Yes, in fact, it does. This is something that has obviously eluded you. You claim to be a security "expert", but you can't even keep hackers out of your own box. Very simple, you claim to be something that you are not.
And, gee, don't you send all your emails from @thievco.com? Isn't your own email worth protecting? Hardly some "crap" stored on some canadian ISP. Wouldn't mr. security expert take care to secure his own private emails?
Also, why do you write this book? All it does is create more FUD about hacking and hackers in general. You didn't even use real stories, likely because any real hacker would not be associated with an imposter such as you.
Signed,
BlueBoar Fan Club
First of all, Mr. Russell, I did not hack your box. I don't even know or care who did, but I do empathize with the person(s) that taught you a lesson.
If having a box compromised means that person isn't an expert, then there are no experts.
Its not just that. You don't know anything. Look in your own damn Slashdot journal. You don't even know how to code in C!!!!! Maybe you should start with html, then graduate to something more on your skill level.
that nothing important was on that box when it was compromised.
Your personal email isn't important?

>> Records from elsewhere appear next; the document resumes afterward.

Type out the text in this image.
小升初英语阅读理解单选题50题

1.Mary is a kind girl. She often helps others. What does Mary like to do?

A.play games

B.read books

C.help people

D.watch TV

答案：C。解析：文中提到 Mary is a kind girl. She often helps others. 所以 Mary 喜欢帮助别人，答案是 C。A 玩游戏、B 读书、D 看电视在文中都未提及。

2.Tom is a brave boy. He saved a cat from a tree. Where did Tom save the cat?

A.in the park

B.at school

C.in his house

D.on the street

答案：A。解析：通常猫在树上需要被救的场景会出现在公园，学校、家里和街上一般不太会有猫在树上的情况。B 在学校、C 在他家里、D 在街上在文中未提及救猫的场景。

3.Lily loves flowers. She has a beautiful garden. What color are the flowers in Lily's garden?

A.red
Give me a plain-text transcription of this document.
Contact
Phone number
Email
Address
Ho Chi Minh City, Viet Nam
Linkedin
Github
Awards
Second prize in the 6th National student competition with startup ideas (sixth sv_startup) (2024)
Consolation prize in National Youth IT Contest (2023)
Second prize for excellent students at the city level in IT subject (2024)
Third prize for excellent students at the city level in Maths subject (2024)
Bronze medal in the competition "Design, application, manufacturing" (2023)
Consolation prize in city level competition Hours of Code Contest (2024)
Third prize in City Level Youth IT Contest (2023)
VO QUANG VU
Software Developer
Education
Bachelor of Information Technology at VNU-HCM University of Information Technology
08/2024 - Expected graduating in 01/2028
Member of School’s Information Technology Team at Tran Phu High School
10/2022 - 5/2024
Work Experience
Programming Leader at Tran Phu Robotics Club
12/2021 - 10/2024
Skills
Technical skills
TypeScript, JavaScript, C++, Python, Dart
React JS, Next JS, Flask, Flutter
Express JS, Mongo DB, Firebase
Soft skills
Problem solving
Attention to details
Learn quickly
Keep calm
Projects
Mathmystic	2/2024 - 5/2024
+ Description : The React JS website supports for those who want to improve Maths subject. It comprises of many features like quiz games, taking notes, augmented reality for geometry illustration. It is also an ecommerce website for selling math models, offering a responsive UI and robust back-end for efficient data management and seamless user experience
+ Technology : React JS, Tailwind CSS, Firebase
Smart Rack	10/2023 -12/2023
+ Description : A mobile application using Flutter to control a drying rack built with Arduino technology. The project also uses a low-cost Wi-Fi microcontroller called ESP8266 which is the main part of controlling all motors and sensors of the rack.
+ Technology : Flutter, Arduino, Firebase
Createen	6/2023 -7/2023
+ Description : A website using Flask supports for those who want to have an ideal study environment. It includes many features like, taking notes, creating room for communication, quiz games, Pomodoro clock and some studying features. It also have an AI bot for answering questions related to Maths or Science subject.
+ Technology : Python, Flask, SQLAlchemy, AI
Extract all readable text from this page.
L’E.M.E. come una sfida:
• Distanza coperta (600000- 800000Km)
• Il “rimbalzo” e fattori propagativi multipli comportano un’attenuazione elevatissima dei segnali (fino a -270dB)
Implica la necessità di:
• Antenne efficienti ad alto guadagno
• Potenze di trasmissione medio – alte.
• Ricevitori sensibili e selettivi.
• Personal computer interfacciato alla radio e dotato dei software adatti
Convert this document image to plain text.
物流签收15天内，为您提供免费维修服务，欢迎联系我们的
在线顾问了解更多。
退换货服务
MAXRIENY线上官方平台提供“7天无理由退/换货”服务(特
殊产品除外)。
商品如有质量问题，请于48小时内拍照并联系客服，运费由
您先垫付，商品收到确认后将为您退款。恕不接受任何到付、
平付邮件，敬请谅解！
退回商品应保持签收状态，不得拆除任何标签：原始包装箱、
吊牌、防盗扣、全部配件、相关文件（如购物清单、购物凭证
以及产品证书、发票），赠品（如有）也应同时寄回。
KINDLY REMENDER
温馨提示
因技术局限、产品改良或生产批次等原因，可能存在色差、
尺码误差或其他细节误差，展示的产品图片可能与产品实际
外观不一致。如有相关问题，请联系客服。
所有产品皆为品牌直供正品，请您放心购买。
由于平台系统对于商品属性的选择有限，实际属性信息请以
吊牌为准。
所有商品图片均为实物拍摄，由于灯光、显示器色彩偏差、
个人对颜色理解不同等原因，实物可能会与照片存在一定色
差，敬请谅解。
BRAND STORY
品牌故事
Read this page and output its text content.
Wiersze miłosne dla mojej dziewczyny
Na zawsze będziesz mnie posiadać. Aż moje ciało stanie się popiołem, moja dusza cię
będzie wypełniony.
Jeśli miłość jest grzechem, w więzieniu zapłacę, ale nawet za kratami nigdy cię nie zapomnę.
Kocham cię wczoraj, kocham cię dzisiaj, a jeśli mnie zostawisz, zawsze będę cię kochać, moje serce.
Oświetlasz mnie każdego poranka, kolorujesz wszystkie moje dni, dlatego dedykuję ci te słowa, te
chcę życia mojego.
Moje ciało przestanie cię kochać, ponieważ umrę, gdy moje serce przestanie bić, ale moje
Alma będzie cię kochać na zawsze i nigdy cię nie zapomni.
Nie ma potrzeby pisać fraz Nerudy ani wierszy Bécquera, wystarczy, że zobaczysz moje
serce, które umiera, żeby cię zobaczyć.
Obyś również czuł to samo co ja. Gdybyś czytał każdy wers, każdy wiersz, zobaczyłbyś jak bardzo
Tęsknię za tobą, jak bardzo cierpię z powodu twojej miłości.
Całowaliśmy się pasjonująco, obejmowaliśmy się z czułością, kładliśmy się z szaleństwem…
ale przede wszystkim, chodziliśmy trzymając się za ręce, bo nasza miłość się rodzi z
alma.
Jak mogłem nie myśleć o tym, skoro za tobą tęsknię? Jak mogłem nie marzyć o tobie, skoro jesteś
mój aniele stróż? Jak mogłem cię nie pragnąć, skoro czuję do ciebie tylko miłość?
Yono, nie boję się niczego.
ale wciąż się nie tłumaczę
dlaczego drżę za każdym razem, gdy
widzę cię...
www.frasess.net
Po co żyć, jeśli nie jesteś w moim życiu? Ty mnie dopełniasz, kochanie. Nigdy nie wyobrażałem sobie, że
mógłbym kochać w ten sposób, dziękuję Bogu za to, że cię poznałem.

Emails about your child's medical conditions aren't important? You have a messed up concept of what is important.
By your definition, no the "real hackers" (the guys currently illegally breaking into stuff) wouldn't want to be associated with me.
No, I did not share my definition of "hacker" with you. You shoved that down my throat, which is one of your known tatics and why so many people dislike you.
Do you honestly not understand why so many do not like you, and do not prefer your company? Censoring releases to bugtraq and vuln dev (which you obviously lost your job over)? Putting out "hacking" books that are nothing but shameless marketing ploys? Downing the name of real experts?
I was beginning to worry that you guys forgot about me.
You have been made mostly irrelevant. You lost your censorship position at securityfocus. Your private emails are circulating on the internet. You have been relegated to publishing fictional stories hoping to make money off of hollywood "hacker fear". Your dog ran away from home. There isn't much left, you have been destroyed.
After reading about the book this morning on /., I went to B&N and actually caught sight of the book (inadvertently). I picked it up and it was such an interesting read, I didn't put it down until I had read it all. As mentioned, it's interesting in the fact that they're all 'make believe' stories carrying an underlying lesson in each chapter. A lot of different scenarios are covered and it would be a pretty good read for anyone even remotely connected to network security. Now, I am not saying that it gives you the XYZ of keeping your network safe from prying eyes ... it's far from that. In fact, the appendix is really the only thing that contains a 'true' lesson. The stories, however, illustrate the 'outside-the-box' thinking that some hackers possess. All in all, I give it about a 7 out of 10.